A CNH retida na Lei Seca traz dúvidas sobre prazos e defesa. Entenda o que diz o CTB e os passos do processo administrativo.

Policial em blitz da Lei Seca verifica documentos, situação comum de CNH retida na lei seca

O que significa ter a CNH retida na Lei Seca?

Ter a CNH retida na Lei Seca significa que, durante uma fiscalização de trânsito, o agente identificou sinais de embriaguez ou recusa ao teste do bafômetro e recolheu o documento de habilitação como medida administrativa imediata. Essa retenção está prevista no art. 165 do Código de Trânsito Brasileiro e antecede qualquer decisão final sobre a suspensão do direito de dirigir.

É importante diferenciar dois momentos distintos: a retenção do documento no ato da abordagem e a suspensão do direito de dirigir, que é uma penalidade que só se consolida depois de um processo administrativo, com direito à defesa. Muitos condutores confundem os dois conceitos e acreditam que, ao terem a CNH recolhida na blitz, já estão automaticamente impedidos de dirigir por meses — o que não corresponde exatamente ao que a lei estabelece, já que existe um rito a ser observado antes da decisão definitiva.

A base legal está no art. 165 do CTB, que classifica dirigir sob influência de álcool ou substância psicoativa como infração gravíssima, com penalidade de multa e suspensão do direito de dirigir, além da medida administrativa de recolhimento do documento de habilitação. O mesmo tratamento se aplica ao art. 165-A, para quem se recusa a realizar os testes de alcoolemia.

Além da esfera administrativa, é preciso lembrar que existe também a esfera criminal. O art. 306 do CTB tipifica como crime conduzir veículo automotor com a capacidade psicomotora alterada em razão da influência de álcool ou de outra substância psicoativa, quando constatada por meio de exame, teste, aparelho, exame clínico ou constatação de sinais. As duas esferas — administrativa e criminal — podem tramitar simultaneamente, e cada uma segue um rito próprio, com consequências diferentes para o condutor.

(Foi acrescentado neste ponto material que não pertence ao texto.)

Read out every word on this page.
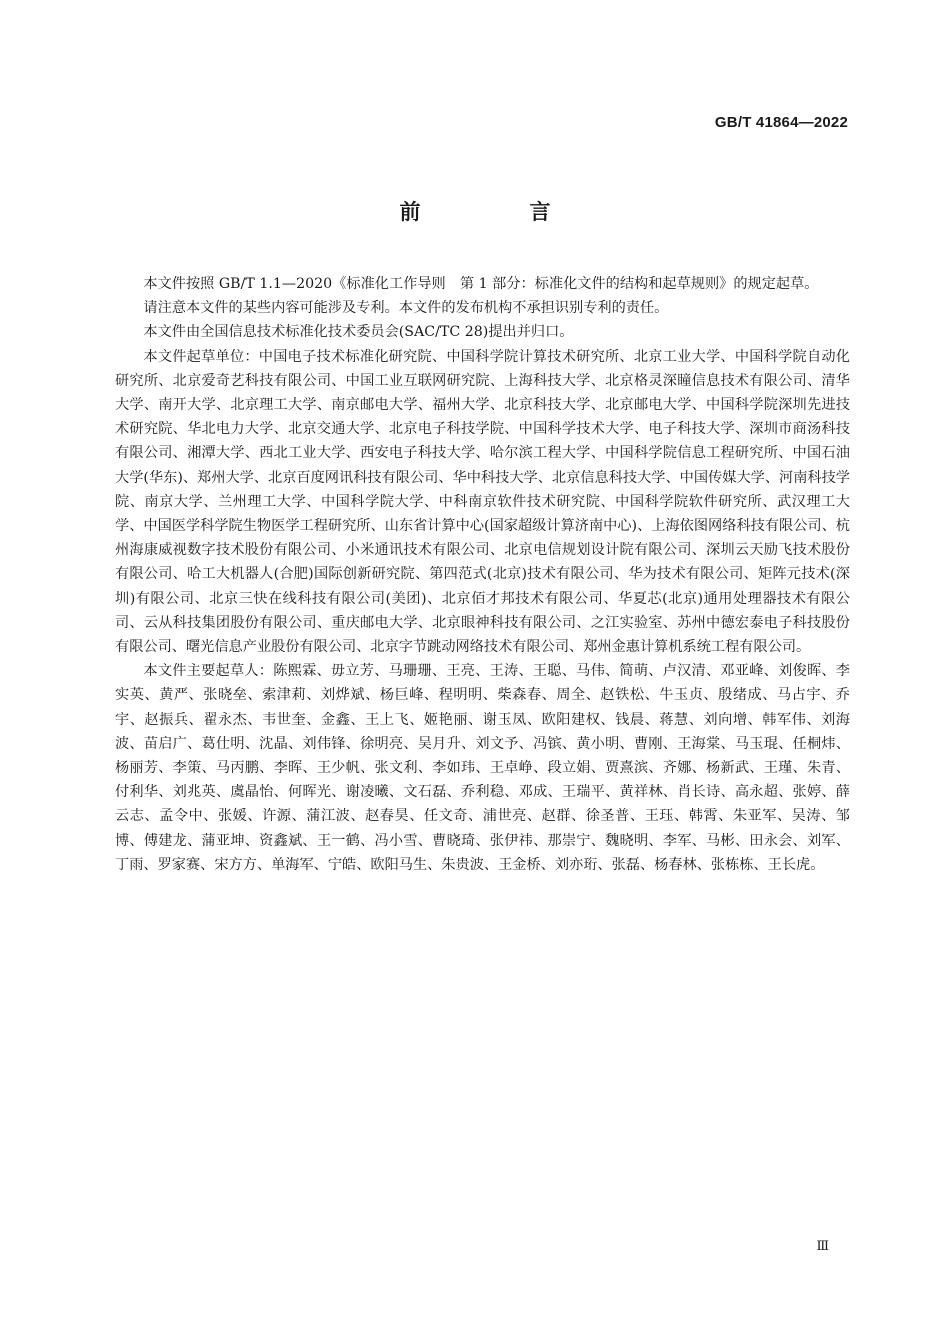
GB/T 41864—2022
前　言

本文件按照 GB/T 1.1—2020《标准化工作导则　第 1 部分：标准化文件的结构和起草规则》的规定起草。

请注意本文件的某些内容可能涉及专利。本文件的发布机构不承担识别专利的责任。

本文件由全国信息技术标准化技术委员会(SAC/TC 28)提出并归口。

本文件起草单位：中国电子技术标准化研究院、中国科学院计算技术研究所、北京工业大学、中国科学院自动化研究所、北京爱奇艺科技有限公司、中国工业互联网研究院、上海科技大学、北京格灵深瞳信息技术有限公司、清华大学、南开大学、北京理工大学、南京邮电大学、福州大学、北京科技大学、北京邮电大学、中国科学院深圳先进技术研究院、华北电力大学、北京交通大学、北京电子科技学院、中国科学技术大学、电子科技大学、深圳市商汤科技有限公司、湘潭大学、西北工业大学、西安电子科技大学、哈尔滨工程大学、中国科学院信息工程研究所、中国石油大学(华东)、郑州大学、北京百度网讯科技有限公司、华中科技大学、北京信息科技大学、中国传媒大学、河南科技学院、南京大学、兰州理工大学、中国科学院大学、中科南京软件技术研究院、中国科学院软件研究所、武汉理工大学、中国医学科学院生物医学工程研究所、山东省计算中心(国家超级计算济南中心)、上海依图网络科技有限公司、杭州海康威视数字技术股份有限公司、小米通讯技术有限公司、北京电信规划设计院有限公司、深圳云天励飞技术股份有限公司、哈工大机器人(合肥)国际创新研究院、第四范式(北京)技术有限公司、华为技术有限公司、矩阵元技术(深圳)有限公司、北京三快在线科技有限公司(美团)、北京佰才邦技术有限公司、华夏芯(北京)通用处理器技术有限公司、云从科技集团股份有限公司、重庆邮电大学、北京眼神科技有限公司、之江实验室、苏州中德宏泰电子科技股份有限公司、曙光信息产业股份有限公司、北京字节跳动网络技术有限公司、郑州金惠计算机系统工程有限公司。

本文件主要起草人：陈熙霖、毋立芳、马珊珊、王亮、王涛、王聪、马伟、简萌、卢汉清、邓亚峰、刘俊晖、李实英、黄严、张晓垒、索津莉、刘烨斌、杨巨峰、程明明、柴森春、周全、赵铁松、牛玉贞、殷绪成、马占宇、乔宇、赵振兵、翟永杰、韦世奎、金鑫、王上飞、姬艳丽、谢玉凤、欧阳建权、钱晨、蒋慧、刘向增、韩军伟、刘海波、苗启广、葛仕明、沈晶、刘伟锋、徐明亮、吴月升、刘文予、冯镔、黄小明、曹刚、王海棠、马玉琨、任桐炜、杨丽芳、李策、马丙鹏、李晖、王少帆、张文利、李如玮、王卓峥、段立娟、贾熹滨、齐娜、杨新武、王瑾、朱青、付利华、刘兆英、虞晶怡、何晖光、谢凌曦、文石磊、乔利稳、邓成、王瑞平、黄祥林、肖长诗、高永超、张婷、薛云志、孟令中、张媛、许源、蒲江波、赵春昊、任文奇、浦世亮、赵群、徐圣普、王珏、韩霄、朱亚军、吴涛、邹博、傅建龙、蒲亚坤、资鑫斌、王一鹤、冯小雪、曹晓琦、张伊祎、那崇宁、魏晓明、李军、马彬、田永会、刘军、丁雨、罗家赛、宋方方、单海军、宁皓、欧阳马生、朱贵波、王金桥、刘亦珩、张磊、杨春林、张栋栋、王长虎。

Ⅲ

Retenção da CNH é o mesmo que suspensão do direito de dirigir?

Não, retenção e suspensão são situações jurídicas distintas. A retenção é o recolhimento físico do documento no momento da fiscalização, uma medida administrativa imediata; já a suspensão do direito de dirigir é uma penalidade que somente se torna efetiva após a conclusão do processo administrativo, respeitado o direito de defesa do condutor.

Enquanto o processo não é finalizado, o condutor pode apresentar defesa prévia contra a autuação e, caso a penalidade seja confirmada, ainda tem a possibilidade de recorrer administrativamente. Isso significa que a simples retenção do documento na blitz não representa, por si só, o encerramento da discussão sobre o caso — há etapas subsequentes em que argumentos técnicos e formais podem ser apresentados perante a autoridade de trânsito.

O que fazer imediatamente após a CNH ser retida?

Após a retenção da CNH na Lei Seca, o primeiro passo é guardar todos os documentos entregues pelo agente de trânsito, especialmente o auto de infração e o recibo de recolhimento do documento, pois eles contêm informações essenciais sobre prazos e sobre os fundamentos da autuação. Também é recomendável anotar detalhes da abordagem enquanto a memória ainda está fresca.

Vale registrar como ocorreu o procedimento: se houve teste de etilômetro, se o condutor se recusou a realizá-lo, se houve exame clínico ou apenas a percepção de sinais de embriaguez por parte do agente. Esses detalhes podem ser relevantes para a análise da regularidade do procedimento administrativo, já que a lei exige que determinadas formalidades sejam observadas na lavratura do auto de infração e na condução do condutor à autoridade competente.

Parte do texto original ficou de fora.